DDHR Webinars draw critical attention to contemporary social crises as they impinge upon the physical, social, and economic well-being of human populations across the world. Spanning a range of foci the series aims to invite conversation and dialogue, by inviting scholars to discussing specific themes that link the study of disasters, displacement and human rights to critical research into the inequalities, structural violence as well as tenacious forms of popular critique and resistance that shapes our contemporary social landscape.

Grief: A Discussion on Theory and Practice 

May 4, 5:30 pm – 6:30 pm 

How does grief fit into our everyday worlds – especially in times when violence, disease, death, and dying are on the increase? What is grief? How do we deal with grief? What are the possibilities of“moving on” and how do those who work with grief-stricken persons and families provide help? Join us for this webinar with Dr. Patricia Bamwine and Dr. Laura Wheat, both from the University of Tennessee, Knoxville, who will discuss their theory and practice.


The Life Politics of Death 

May 11, 6 pm – 7:30 pm


This webinar, featuring Dr. Asli Zengin (Rutgers University), Dr. Ather Zia (University of Colorado, Boulder), and Dr. Frances Hasso (Duke University) will examine the roles of death and death-making in everyday life as well as the implications this has on the political. In worlds where violence (always political) has such far reaching effects on everyday life, how do we imagine the life politics of death? Join us for a rigorous and engaging discussion! 


Recordings of past webinars

The Carceral State and Human Rights

In our inaugural offering, sociologists Dr. Michelle Brown and Dr. Zhandarka Kurti join Dr. Tamar Shirinian to discuss the implications of the carceral state and the punishment industry for the human rights of millions of people in the United States. The conversation challenges us to think of addressing social problems through models where harm rather than crime is the framework for understanding social problems.

Hacking away at democracy – India’s war on dissent

Since 2018, a growing number of popular and respected social workers, human rights activists, scholars, poets, lawyers, artistes, and dissenters have been incarcerated in India under the dubious claim that they are in cahoots with the Maoist movement, in what has come to be widely known as the ‘Bhima Koregaon’ case.
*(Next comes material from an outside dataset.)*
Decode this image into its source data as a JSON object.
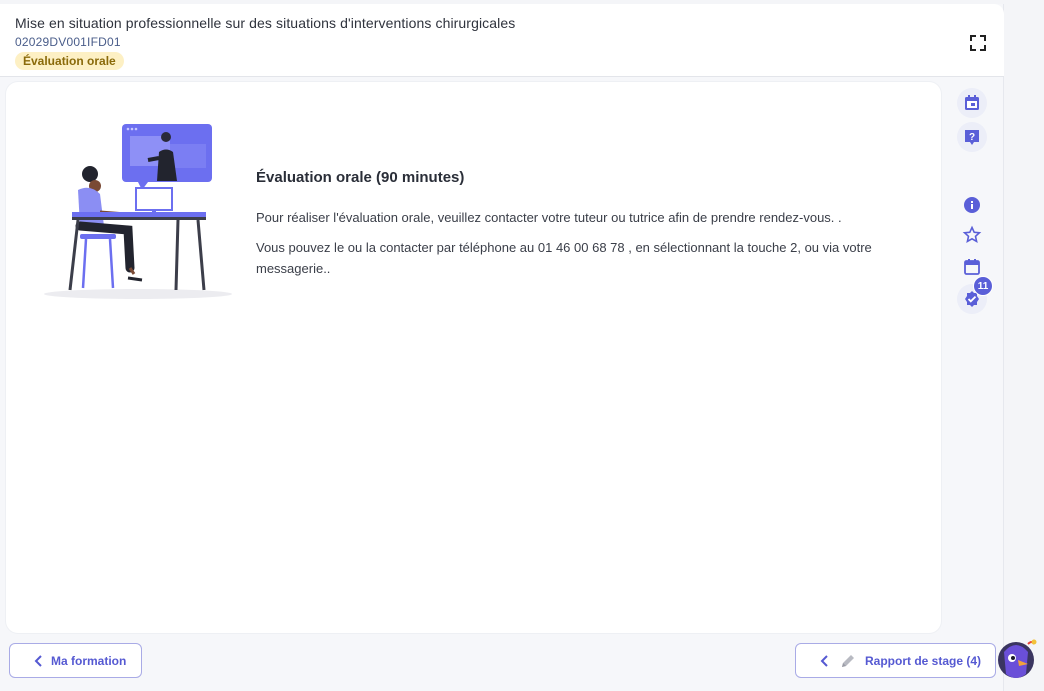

Key to this claim were data purported to have been “discovered” by investigators and presented as “evidence.” In the last few months, as some of these targeted individuals marked two years or more under incarceration, a digital forensics company in the U.S. proved conclusively that the evidence in question on the hard drive of one of the accused was indeed implanted remotely using spyware by a malicious agent, unbeknownst to the computer user, human rights activist Rona Wilson, one of the accused.

Political scientist Dr. Aparna Sundar (University of Toronto), anthropologist Dr. Balmurli Natrajan (William Paterson University), and computer scientist Dr. Jedidiah Crandall (Arizona State University), offer their insights into what these developments may mean for the future of democracy and dissent in today’s India.